スラスラと運んで行って、何と云っても憎かろう筈の無い実の子を大びらに家に入れる事の出来たお関はそりゃあ満足して居たには違いなかったけれ共、一方恭吉が自分に向ける意味有り気な眼を気に掛けずには居られなかった。
 何か不満が有るらしく、自分が何か云っても太《ふ》てて鼻歌で行って仕舞ったり、わざと聞える様に重三の悪口を云ったりする様子がお関には不安で有った。
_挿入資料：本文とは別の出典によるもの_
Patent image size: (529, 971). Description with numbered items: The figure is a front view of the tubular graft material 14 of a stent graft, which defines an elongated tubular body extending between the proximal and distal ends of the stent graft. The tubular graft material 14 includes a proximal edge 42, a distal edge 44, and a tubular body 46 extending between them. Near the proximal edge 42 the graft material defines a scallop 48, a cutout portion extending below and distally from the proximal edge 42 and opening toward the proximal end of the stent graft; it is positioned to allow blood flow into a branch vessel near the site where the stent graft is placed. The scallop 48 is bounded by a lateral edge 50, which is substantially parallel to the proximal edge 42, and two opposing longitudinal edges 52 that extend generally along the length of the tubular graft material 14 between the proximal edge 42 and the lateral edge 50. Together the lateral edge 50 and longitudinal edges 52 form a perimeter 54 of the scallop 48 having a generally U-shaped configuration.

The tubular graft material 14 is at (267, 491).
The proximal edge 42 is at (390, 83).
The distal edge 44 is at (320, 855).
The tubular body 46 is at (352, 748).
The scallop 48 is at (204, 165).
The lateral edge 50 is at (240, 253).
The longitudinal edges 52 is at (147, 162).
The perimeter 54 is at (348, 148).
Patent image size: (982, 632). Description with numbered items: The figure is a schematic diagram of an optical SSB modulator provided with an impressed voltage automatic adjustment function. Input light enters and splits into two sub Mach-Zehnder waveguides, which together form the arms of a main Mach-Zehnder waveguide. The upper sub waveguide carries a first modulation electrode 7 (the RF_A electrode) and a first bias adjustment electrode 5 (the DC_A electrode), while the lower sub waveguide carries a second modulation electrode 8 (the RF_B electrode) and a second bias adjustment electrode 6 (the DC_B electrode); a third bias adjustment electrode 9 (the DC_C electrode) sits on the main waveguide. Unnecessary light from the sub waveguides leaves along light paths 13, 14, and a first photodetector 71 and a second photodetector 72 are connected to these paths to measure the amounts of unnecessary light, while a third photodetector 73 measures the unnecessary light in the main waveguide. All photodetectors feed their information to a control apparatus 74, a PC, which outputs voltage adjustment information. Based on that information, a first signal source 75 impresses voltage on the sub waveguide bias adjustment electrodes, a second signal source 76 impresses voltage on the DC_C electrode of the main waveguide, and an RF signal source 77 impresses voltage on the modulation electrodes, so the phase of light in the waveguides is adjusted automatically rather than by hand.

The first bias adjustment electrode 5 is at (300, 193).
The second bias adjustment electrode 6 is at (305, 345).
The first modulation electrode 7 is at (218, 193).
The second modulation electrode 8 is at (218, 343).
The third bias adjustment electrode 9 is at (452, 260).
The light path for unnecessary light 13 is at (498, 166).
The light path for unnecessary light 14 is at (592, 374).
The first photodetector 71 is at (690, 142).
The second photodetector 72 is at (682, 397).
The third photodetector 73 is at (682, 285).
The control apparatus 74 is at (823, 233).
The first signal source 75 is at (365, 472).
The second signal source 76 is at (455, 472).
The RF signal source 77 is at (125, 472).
 若しかすると重三のことをすっかり知って居るのでは無[#「無」に「(ママ)」の注記]るまいかと云う怖れ。
 自分が恭に向って仕向けた種々の事を自分から洩す魂胆をして居るのでは有るまいかと云う不気味さ。
 非常に多くの弱味を持って居るお関は、恭がジーッと自分を見守る目から逃れる気味に成って居た。
 今まで何事も控目に仕て居た恭吉は主人が居ない様な時には昼日中《ひるひなか》あたり介わずにお関に小使をねだったり何と云っても仕事を仕ずにゴロンとなって講談本か何かを読み耽ったりする様に我儘になり出した。
 お関は如何うして好い者か恭に就いてはほとほと困って居た。